The Court has categorically clarified that since the domestic laws and surveillance programmes in the US do not meet the test of proportionality, its data protection framework is not ‘essentially equivalent’ to the EU’s. 

In the aftermath of the Schrems II ruling, Věra Jourova, the Vice President of the European Commission for Value and Transparency has stated in an official press conference that the European Commission will work with their American counterparts to discuss a way forward. It is possible that they will reformulate an alternate mechanism that accommodates data transfer between the EU and USA.

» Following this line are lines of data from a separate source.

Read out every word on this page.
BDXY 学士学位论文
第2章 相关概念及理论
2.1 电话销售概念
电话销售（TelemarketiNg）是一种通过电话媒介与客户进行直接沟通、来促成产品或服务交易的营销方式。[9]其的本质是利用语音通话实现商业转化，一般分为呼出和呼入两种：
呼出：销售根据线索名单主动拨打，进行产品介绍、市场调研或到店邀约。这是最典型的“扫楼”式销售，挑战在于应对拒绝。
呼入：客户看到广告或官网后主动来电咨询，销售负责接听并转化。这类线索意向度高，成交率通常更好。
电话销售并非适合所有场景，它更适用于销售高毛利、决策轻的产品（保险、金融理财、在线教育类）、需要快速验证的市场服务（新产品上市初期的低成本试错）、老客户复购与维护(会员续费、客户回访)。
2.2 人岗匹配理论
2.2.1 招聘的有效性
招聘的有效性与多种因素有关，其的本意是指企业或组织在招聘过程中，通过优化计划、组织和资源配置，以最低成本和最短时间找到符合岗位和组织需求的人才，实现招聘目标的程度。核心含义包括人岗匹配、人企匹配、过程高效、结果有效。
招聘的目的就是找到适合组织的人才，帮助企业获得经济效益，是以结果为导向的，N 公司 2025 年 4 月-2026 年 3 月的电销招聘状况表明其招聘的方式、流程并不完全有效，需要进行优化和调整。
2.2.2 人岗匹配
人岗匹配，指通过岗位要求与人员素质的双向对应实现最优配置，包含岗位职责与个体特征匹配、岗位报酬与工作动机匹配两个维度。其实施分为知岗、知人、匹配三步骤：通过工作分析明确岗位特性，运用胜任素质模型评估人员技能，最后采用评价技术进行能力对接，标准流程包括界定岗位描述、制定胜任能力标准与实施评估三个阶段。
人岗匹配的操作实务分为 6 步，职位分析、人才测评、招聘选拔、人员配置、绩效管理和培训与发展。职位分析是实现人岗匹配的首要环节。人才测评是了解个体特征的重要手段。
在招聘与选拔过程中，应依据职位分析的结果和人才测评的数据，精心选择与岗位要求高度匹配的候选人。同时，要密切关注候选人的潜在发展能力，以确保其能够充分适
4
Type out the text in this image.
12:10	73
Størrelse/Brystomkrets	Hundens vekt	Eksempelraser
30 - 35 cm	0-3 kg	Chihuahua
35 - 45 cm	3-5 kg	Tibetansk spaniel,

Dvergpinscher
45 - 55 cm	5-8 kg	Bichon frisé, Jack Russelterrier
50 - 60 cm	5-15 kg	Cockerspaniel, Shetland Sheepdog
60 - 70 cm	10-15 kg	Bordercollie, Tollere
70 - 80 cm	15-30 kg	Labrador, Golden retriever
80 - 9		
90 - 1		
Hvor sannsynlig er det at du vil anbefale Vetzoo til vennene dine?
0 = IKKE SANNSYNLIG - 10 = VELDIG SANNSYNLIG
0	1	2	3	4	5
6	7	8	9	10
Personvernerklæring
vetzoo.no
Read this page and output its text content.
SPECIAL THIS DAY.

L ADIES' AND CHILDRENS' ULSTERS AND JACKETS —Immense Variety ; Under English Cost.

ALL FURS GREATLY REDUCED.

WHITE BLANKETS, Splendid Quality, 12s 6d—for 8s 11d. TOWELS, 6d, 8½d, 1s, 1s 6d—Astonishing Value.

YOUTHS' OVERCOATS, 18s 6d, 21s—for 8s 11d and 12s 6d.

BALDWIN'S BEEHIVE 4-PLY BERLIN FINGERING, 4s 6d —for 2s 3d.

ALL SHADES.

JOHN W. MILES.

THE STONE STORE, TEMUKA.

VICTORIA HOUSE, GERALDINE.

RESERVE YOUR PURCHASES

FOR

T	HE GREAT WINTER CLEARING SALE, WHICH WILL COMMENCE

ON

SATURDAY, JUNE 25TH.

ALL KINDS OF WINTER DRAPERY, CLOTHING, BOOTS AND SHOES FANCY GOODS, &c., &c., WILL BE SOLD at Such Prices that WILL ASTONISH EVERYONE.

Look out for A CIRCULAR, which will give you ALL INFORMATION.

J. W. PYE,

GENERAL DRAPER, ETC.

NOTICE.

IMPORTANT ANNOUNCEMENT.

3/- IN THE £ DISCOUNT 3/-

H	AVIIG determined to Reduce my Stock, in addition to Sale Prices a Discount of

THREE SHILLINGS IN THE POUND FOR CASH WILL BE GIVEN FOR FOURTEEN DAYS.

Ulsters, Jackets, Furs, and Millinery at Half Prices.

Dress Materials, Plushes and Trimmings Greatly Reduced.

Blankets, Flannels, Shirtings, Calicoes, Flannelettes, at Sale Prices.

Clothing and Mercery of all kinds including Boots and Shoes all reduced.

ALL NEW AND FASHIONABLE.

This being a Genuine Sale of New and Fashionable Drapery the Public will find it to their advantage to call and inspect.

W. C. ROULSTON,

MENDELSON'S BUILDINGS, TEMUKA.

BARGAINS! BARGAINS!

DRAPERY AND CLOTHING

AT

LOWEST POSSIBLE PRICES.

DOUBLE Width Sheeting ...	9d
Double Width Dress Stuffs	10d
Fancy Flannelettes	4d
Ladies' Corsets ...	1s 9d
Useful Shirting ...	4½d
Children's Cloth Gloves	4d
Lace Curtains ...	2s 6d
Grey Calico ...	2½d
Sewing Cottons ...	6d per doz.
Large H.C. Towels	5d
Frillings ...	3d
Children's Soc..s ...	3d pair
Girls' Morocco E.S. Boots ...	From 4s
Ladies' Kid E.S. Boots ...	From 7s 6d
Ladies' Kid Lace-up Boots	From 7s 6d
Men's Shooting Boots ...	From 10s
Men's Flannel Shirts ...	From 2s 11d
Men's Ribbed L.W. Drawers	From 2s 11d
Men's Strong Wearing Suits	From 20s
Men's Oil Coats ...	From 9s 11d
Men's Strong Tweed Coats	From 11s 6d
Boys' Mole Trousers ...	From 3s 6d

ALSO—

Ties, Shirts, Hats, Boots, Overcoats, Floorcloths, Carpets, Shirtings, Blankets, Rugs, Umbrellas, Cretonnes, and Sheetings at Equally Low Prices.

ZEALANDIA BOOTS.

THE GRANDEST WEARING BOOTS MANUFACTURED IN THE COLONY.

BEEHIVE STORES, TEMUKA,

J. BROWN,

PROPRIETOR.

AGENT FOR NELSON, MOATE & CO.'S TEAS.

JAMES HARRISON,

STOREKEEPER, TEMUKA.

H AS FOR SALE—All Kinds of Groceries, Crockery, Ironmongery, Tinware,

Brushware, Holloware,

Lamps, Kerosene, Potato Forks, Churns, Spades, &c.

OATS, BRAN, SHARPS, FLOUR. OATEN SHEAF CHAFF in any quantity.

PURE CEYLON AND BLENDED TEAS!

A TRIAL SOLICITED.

However, a strict reading of the ECJ’s ruling calls for the US to review its surveillance laws before the EU can resume data-transfer with US-based organisations. In this regard, nyob, an organisation founded by Schrems, noted in its first statement after the ruling that the US would have to “engage in serious surveillance reform to get back to a ‘privileged’ status for US companies”. We live in a post-Snowden era and are cognisant that Facebook, Apple, Microsoft, and Google were some of the many companies feeding data to the National Security Agency for a mass surveillance programme and this exchange of data was permitted by provisions under The Foreign Intelligence Surveillance Act (FISA). Through this landmark judgment, the ECJ has not only made a stronger case for data protection, but it has also, in some ways, pushed for a surveillance reform and an adequate data protection framework for countries that hope to serve a customer base in the EU. This judgement is a concrete step in the right direction for many reasons, including the fact that it pushes for surveillance reforms. It is also a cautionary tale for developing economies such as India, where the data protection framework is at the cusp of taking shape.

The ECJ also clarifies the role of Data Protection Commissions in determining the adequacy of SCCs. Even though the GDPR does not explicitly require them to do so, the ruling authorises the Data Protection Commissions to examine the adequacy standards of SCCs based on complaints received by individuals and to restrict or prohibit the transfer of data if the data protection standards are inadequate. This will ensure better enforceability of the judgment since the ECJ has decentralised the authority for making adequacy decision to the various Data Protection Commissions in the EU states. Even so, the European Commission will continue to have the final say. Its adequacy decisions will remain binding.

Lastly, the ruling has also led various US-based organisations to immediately switch from the EU-US Privacy Shield framework to SCCs. Having said that, as mentioned earlier, the standard of due diligence that such organisations would have to engage in has increased considerably. As the ruling mentioned, not only should the organisation internally comply with the SCCs, it must also ensure that the jurisdiction in which the data is held is essentially equivalent to the standards of data protection in the EU. Hence, while the decision regarding the EU-US Privacy Shield is a clean-cut in that it provides absolute clarity, the decision regarding the SCCs is nebulous. As Daniel J Solove notes, the ECJ has put SCCs in a coma on life support. This is because the ECJ found that the SCCs could not be used for data transfer to US without additional protection against US surveillance. It is also a possibility that due to this, the organisations with servers in the US would try to switch to data processing within Europe and silo data within the EU. 

In any case, the Schrems II judgment is a landmark decision which sets a valuable precedent for extraterritorial data-transfers and raises some interesting questions that will have to be addressed in through partnerships between legislators, data protection experts, tech industrialists and activists alike.